Tips for Flying with a Baby


Even if you can fly with a newborn baby, it doesn’t mean that you should.

Most experts advise limiting newborn’s exposure to large groups of people so that they don’t get sick.

Flying with a baby onto an airplane (or more than just one) exposes your baby to viral illness and other infections. This exposure is the main issue to consider when you travel with a baby, especially by air.

Traveling by bus or train would also expose your baby to many unfamiliar people and diseases.


If you travel with a baby by air it is mostly for a long time. That is why it requires plenty of preparation to ensure your baby is not only comfortable but safe during and after the flight.

Before you plan your baby’s first trip, it is a good idea to talk to the doctor to be sure that it is safe.

Check with the carrier that you are using. Each airline has its own policy. For example, some airlines allow babies as young as two days old to fly, but babies one week old and younger must have a medical form completed by a physician.

Before you fly with a baby:

  • Get pediatrician’s opinion
  • Bring baby’s birth certificate (proof of age)
  • Be prepared for everything – delay, diaper disasters, illnesses

What to pack

Definitely be minimalist while you flying with a baby. Babies don’t need as much as we think and that certainly goes for a newborn baby. Pack into small cloth bags, so it’s nice and easy and saves space.

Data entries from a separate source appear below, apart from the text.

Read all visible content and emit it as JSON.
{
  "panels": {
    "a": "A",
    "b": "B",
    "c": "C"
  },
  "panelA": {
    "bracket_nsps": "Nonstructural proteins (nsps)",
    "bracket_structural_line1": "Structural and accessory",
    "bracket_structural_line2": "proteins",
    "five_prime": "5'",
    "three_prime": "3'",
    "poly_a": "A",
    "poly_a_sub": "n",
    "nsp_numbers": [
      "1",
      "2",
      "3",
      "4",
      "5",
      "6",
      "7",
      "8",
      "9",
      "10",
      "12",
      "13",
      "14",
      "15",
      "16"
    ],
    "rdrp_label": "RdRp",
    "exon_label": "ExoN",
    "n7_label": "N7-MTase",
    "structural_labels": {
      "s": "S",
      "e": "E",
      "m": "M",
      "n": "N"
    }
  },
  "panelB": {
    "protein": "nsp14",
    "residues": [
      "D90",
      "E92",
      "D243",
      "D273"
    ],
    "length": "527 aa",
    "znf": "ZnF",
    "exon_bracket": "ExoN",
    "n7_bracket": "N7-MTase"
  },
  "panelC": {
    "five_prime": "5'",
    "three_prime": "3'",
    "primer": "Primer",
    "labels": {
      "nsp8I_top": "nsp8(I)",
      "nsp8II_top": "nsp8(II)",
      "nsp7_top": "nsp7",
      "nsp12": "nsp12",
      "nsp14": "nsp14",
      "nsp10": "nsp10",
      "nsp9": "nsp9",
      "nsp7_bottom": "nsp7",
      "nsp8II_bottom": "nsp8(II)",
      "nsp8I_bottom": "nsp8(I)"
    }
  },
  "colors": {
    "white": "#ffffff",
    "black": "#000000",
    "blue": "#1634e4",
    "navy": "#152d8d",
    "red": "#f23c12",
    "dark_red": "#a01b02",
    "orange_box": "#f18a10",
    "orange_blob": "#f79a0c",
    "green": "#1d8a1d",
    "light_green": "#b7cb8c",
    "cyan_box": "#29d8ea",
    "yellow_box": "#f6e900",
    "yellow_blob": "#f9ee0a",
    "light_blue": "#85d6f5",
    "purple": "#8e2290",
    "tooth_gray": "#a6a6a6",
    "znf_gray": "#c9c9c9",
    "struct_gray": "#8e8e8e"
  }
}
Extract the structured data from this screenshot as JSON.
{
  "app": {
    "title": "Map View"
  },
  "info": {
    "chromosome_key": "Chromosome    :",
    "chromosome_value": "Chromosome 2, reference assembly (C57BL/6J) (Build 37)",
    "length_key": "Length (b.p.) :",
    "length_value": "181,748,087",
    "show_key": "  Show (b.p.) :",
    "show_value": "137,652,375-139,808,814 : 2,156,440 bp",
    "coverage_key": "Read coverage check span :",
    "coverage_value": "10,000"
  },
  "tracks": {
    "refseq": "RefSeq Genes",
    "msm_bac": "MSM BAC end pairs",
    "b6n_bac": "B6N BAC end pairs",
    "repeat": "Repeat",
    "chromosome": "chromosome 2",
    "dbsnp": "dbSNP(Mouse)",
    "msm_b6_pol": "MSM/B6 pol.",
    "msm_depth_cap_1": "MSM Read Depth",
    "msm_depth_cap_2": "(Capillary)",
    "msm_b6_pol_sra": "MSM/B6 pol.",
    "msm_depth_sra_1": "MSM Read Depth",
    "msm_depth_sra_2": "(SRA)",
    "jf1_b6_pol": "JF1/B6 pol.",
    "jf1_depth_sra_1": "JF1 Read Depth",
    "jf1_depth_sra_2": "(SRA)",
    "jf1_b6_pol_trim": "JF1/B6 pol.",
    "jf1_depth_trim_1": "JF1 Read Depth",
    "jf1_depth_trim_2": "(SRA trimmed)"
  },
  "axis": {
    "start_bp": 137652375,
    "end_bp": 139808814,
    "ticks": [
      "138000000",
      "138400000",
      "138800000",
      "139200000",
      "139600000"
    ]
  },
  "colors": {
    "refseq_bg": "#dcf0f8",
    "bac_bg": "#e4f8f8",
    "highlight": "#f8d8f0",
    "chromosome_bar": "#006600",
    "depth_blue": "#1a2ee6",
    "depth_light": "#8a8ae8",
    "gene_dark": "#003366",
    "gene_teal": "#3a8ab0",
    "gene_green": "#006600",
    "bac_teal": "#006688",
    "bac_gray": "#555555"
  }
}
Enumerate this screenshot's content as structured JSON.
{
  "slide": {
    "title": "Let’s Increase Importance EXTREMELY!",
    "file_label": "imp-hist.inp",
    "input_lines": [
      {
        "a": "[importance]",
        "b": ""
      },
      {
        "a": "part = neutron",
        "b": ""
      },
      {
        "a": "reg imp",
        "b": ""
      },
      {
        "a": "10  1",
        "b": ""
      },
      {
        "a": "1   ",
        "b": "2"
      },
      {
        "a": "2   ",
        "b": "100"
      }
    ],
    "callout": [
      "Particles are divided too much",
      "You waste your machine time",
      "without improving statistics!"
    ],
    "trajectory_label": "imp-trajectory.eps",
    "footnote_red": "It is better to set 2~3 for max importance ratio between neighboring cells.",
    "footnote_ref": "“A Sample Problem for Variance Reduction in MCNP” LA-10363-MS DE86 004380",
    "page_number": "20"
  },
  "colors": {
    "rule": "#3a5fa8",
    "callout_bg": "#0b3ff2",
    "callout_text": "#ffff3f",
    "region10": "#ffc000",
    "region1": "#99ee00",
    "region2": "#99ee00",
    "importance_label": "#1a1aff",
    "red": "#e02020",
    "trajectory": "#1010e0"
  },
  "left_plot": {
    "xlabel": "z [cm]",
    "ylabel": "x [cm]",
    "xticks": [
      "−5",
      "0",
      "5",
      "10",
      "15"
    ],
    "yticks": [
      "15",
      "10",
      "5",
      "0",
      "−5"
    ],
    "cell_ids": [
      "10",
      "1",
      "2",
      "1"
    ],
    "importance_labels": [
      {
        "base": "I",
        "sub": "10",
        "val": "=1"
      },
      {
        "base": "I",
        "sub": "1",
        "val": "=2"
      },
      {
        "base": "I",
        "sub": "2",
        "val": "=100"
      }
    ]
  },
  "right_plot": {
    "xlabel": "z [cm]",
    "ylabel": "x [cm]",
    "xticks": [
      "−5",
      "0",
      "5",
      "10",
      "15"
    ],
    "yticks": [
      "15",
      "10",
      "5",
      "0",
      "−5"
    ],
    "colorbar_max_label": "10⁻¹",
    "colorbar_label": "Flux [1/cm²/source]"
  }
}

Keep your baby’s diapers, wipes, changing mat, bottom cream, wet bag, empty plastic bag for used wipes or solid diapers, and plenty of non-noisy toys that won’t disturb other passengers in one bag which you’ll take into the plane. Have a separate small bag only for clothes. For newborn always had a spare vest and two outfits, plus two blankets that were warm but also folded up small.

Also have a small case with a thermometer, baby analgesia, an aspirin, a balm and any baby medication.

During flight

Cabin pressure – encourage swallowing during takeoff and landing. You can do this by breastfeeding or by using a bottle or pacifier.

Dehydration – happens much more quickly in babies than adults. Take extra effort to keep your baby well hydrated.

Changing diapers – the toilet is very small for changing diapers. Speak with the flight attendant, some of whom may allow you to use their jump seat or provide you floor space near the galley or bulkhead.

Warm food – a flight attendant is usually happy to heat a bottle for you. But check the temperature as the galley system can often make liquids very hot.

Sick people – make a point of avoiding anyone who seems sick or is sneezing or coughing. Wash your hands regularly and use your waterless hand cleanser.